Some of them have abandoned their own judgment and critical thinking to see Trump as having almost supernatural abilities due to the fact that he survived two impeachments, several criminal trials, sex scandals, an assassination attempt and even encouraged an attack on the Capitol — and yet he was returned by voters to the White House. And there are others, notably those with pre-existing agendas like deputy chief of staff Stephen Miller and Director of the Office of Management and Budget Russell Vought, who see the utility of an easily manipulated president who is distracted by the fact that he can indulge his every whim, from tearing up Jackie Kennedy’s beloved Rose Garden to ordering the National Guard and other federal agents onto the streets of Washington, D.C, because one of his minions nicknamed “Big Balls” was apparently assaulted.

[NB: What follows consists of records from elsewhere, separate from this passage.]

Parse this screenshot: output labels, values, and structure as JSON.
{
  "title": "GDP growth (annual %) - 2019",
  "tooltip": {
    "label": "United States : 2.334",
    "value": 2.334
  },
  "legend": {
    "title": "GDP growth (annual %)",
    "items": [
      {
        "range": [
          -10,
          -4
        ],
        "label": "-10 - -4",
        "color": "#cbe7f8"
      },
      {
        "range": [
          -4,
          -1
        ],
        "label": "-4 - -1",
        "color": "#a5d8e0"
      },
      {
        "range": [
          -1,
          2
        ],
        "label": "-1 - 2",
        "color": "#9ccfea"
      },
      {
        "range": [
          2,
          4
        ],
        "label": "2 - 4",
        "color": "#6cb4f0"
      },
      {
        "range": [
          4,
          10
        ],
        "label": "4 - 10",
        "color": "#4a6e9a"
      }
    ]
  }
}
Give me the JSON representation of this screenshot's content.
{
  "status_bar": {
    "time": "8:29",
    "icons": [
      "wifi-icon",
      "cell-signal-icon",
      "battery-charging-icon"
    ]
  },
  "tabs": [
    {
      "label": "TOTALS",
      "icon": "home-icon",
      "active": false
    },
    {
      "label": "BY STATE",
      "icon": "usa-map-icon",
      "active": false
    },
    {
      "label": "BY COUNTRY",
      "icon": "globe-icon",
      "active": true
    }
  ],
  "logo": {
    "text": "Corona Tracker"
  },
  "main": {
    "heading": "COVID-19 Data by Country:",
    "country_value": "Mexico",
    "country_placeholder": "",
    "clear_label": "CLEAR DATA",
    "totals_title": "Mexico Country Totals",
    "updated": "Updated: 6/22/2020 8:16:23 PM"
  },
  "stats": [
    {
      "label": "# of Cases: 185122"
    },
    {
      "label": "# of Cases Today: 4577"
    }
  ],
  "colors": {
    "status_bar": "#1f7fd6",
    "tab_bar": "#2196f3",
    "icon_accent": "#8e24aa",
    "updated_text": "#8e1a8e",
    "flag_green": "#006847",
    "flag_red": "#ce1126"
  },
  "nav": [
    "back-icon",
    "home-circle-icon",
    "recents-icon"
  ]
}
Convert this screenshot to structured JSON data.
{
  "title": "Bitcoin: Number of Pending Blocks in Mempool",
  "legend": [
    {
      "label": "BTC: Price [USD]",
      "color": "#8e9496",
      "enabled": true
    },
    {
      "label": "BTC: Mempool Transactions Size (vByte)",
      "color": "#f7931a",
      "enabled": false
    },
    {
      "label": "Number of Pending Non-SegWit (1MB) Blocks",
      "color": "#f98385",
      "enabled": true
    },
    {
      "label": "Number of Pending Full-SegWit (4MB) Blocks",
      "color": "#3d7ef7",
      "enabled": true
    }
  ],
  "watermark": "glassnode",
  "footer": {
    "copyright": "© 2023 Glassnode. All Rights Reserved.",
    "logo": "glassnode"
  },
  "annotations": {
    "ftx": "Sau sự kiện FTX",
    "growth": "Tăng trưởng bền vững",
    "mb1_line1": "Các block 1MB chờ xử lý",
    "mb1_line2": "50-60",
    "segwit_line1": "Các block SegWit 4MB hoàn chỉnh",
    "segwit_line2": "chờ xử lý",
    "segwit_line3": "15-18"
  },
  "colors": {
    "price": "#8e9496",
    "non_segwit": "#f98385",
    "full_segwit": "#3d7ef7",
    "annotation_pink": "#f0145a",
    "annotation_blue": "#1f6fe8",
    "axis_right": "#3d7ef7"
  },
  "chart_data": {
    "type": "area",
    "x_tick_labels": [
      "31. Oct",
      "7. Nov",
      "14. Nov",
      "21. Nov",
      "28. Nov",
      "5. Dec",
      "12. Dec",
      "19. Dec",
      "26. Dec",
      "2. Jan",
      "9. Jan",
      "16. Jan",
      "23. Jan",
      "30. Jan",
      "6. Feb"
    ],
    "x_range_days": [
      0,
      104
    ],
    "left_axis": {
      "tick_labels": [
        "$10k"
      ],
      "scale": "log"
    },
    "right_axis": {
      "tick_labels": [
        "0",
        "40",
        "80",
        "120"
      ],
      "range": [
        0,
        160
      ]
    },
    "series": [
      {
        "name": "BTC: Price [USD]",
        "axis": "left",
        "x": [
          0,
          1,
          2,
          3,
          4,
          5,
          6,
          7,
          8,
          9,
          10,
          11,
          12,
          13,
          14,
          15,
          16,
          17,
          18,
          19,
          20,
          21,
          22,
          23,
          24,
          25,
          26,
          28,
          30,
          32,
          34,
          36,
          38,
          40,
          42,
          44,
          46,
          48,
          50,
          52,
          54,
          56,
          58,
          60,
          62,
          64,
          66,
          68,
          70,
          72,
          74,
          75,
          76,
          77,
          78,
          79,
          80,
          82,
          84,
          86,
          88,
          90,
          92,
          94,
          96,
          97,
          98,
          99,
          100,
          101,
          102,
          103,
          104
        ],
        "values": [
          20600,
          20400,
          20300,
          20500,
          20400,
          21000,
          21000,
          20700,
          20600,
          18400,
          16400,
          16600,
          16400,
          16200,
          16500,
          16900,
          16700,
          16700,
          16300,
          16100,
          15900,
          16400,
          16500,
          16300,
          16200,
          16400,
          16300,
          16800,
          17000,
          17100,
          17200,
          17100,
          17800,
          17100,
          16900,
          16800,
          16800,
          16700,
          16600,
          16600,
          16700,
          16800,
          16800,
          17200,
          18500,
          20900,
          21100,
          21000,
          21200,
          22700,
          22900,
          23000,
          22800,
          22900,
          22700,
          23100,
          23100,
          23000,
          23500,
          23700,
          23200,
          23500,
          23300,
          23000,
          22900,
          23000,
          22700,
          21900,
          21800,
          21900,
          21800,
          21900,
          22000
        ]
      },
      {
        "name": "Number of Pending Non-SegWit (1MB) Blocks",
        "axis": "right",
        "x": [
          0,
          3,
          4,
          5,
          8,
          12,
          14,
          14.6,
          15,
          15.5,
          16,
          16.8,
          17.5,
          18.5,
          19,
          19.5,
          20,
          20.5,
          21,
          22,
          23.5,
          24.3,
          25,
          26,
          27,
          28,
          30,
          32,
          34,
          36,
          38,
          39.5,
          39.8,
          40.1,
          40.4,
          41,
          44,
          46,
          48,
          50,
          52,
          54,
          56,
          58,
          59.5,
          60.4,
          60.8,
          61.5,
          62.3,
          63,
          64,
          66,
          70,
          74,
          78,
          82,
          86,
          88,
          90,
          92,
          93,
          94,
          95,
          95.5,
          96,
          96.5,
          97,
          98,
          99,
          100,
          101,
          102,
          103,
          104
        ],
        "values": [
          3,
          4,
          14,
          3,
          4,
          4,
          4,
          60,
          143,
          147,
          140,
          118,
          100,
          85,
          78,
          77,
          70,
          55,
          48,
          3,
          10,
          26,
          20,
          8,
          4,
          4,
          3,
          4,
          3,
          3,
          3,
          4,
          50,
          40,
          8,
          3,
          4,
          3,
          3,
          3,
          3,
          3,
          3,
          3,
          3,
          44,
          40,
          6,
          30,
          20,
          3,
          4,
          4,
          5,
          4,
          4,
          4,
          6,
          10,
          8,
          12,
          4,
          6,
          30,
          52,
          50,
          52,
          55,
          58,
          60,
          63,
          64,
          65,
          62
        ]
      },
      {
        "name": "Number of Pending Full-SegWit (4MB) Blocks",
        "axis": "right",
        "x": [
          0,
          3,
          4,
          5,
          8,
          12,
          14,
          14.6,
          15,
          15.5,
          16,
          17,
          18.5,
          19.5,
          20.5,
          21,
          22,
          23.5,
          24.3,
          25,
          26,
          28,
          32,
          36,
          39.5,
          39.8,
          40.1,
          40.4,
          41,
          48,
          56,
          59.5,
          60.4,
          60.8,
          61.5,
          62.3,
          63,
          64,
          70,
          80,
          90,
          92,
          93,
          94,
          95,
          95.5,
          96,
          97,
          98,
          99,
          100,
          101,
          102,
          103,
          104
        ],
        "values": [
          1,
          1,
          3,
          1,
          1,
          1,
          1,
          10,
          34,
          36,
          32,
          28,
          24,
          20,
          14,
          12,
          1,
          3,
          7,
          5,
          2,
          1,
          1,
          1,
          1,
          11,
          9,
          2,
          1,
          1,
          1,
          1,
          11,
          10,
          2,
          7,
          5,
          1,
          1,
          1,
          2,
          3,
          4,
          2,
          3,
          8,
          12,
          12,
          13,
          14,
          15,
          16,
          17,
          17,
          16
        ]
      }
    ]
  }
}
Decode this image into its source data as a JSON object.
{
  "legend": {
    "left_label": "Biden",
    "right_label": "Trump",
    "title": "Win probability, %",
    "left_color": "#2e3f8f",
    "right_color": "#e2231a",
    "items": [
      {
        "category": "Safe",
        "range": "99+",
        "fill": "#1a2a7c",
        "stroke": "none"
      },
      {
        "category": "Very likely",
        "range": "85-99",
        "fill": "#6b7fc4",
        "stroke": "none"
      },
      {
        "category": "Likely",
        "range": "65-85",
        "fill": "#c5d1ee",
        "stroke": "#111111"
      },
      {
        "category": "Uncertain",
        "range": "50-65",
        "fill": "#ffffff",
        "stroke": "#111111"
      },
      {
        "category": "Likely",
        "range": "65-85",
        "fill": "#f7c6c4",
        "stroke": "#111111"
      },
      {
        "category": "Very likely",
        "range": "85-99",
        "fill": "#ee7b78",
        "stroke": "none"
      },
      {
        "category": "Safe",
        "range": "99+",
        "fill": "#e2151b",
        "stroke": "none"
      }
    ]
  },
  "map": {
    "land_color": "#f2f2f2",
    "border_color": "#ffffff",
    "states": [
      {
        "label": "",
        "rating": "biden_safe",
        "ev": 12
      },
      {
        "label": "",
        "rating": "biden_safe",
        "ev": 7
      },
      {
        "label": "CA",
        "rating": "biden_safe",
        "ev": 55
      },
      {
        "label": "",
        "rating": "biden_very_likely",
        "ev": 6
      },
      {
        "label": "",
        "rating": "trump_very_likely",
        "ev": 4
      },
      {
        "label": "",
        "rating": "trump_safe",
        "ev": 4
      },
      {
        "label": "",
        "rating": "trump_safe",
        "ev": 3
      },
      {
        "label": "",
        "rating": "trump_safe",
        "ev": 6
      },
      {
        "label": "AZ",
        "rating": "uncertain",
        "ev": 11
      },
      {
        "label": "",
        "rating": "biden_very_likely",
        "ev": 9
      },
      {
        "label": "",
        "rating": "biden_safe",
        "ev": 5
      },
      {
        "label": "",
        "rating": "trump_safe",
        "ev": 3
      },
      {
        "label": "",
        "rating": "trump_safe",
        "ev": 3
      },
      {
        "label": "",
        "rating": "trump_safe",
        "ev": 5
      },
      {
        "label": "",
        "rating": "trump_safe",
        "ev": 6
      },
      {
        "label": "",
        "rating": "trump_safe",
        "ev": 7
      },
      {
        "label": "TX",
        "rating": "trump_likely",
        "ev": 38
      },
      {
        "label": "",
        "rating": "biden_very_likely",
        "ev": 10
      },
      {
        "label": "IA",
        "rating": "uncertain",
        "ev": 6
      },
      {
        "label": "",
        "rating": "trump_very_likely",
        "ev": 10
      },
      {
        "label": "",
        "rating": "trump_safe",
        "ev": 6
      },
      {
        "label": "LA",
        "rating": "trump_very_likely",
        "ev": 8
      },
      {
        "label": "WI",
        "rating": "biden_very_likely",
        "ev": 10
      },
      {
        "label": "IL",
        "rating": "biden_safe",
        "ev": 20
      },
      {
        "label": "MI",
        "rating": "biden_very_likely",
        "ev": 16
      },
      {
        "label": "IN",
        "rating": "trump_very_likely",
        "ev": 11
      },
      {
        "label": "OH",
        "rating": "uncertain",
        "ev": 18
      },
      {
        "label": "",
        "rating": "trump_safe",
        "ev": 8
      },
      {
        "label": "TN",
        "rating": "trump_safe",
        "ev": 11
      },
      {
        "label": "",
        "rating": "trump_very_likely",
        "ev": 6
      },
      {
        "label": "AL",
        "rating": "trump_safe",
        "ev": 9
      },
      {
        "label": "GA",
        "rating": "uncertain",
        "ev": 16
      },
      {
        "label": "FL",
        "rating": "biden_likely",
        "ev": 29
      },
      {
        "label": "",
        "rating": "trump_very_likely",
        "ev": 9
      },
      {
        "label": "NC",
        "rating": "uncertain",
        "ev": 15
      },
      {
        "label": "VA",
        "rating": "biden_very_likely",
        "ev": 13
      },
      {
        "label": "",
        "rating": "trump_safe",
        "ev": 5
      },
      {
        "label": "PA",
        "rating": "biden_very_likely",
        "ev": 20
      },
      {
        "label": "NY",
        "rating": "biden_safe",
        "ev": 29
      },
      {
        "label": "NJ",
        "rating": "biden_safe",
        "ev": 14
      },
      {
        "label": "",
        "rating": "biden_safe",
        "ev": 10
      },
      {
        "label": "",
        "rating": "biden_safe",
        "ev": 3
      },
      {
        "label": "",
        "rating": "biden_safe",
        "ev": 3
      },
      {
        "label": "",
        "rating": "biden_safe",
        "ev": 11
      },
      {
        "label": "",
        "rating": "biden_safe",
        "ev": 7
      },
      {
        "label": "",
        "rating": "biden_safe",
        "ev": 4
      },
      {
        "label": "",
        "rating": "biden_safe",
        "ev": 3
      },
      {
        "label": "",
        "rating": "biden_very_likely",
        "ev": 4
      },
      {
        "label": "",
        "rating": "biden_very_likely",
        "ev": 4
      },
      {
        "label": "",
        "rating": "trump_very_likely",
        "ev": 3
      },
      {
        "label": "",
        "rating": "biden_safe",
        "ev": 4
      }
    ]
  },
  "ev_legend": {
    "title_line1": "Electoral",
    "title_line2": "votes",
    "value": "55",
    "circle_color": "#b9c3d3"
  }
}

Trump clearly believes he is omnipotent now. He’s drunk with power, beyond all restraint. Even Rupert Murdoch’s Wall Street Journal announced “the presidential id is now unchained” in an editorial on the Bolton raid.
But Trump has also become extremely insular, relying only on his close coterie of loyal aides — and apparently believing whatever he wants to believe. His bold pronouncements bear no relationship to reality anymore. On Sunday, he bragged on Truth Social about “now [having] the highest poll numbers I’ve ever had, some in the 60’s and even the 70’s.” In reality, his polls are sinking. Yet his fawning followers continue to reinforce their Dear Leader’s fantasy.
Did someone give Trump a fake poll and he believes it, or is he so far gone that he now just throws out ridiculous numbers he knowingly makes up to fool his followers? I suspect a lot of this is fed to him by his loyal disciples — and probably some not-so-loyal adversaries. As Ukrainian President Volodymyr Zelenskyy said, “President Trump…unfortunately lives in this disinformation space. Around Trump there is a disinformation bubble.” That could be the Russian FSB, Fox News or Laura Loomer, the extremist gadfly who has Trump’s attention and wields great influence on personnel throughout the government.
Last week, Trump appeared in the Oval Office wearing one of his trademark red caps. But this one didn’t say “Make America Great Again.” It said “Trump Has Always Been Right About Everything.” In the MAGA bubble in which he now lives full time, that may be true. For the rest of us, it’s a dire warning that the man who wears it no longer lives in the real world.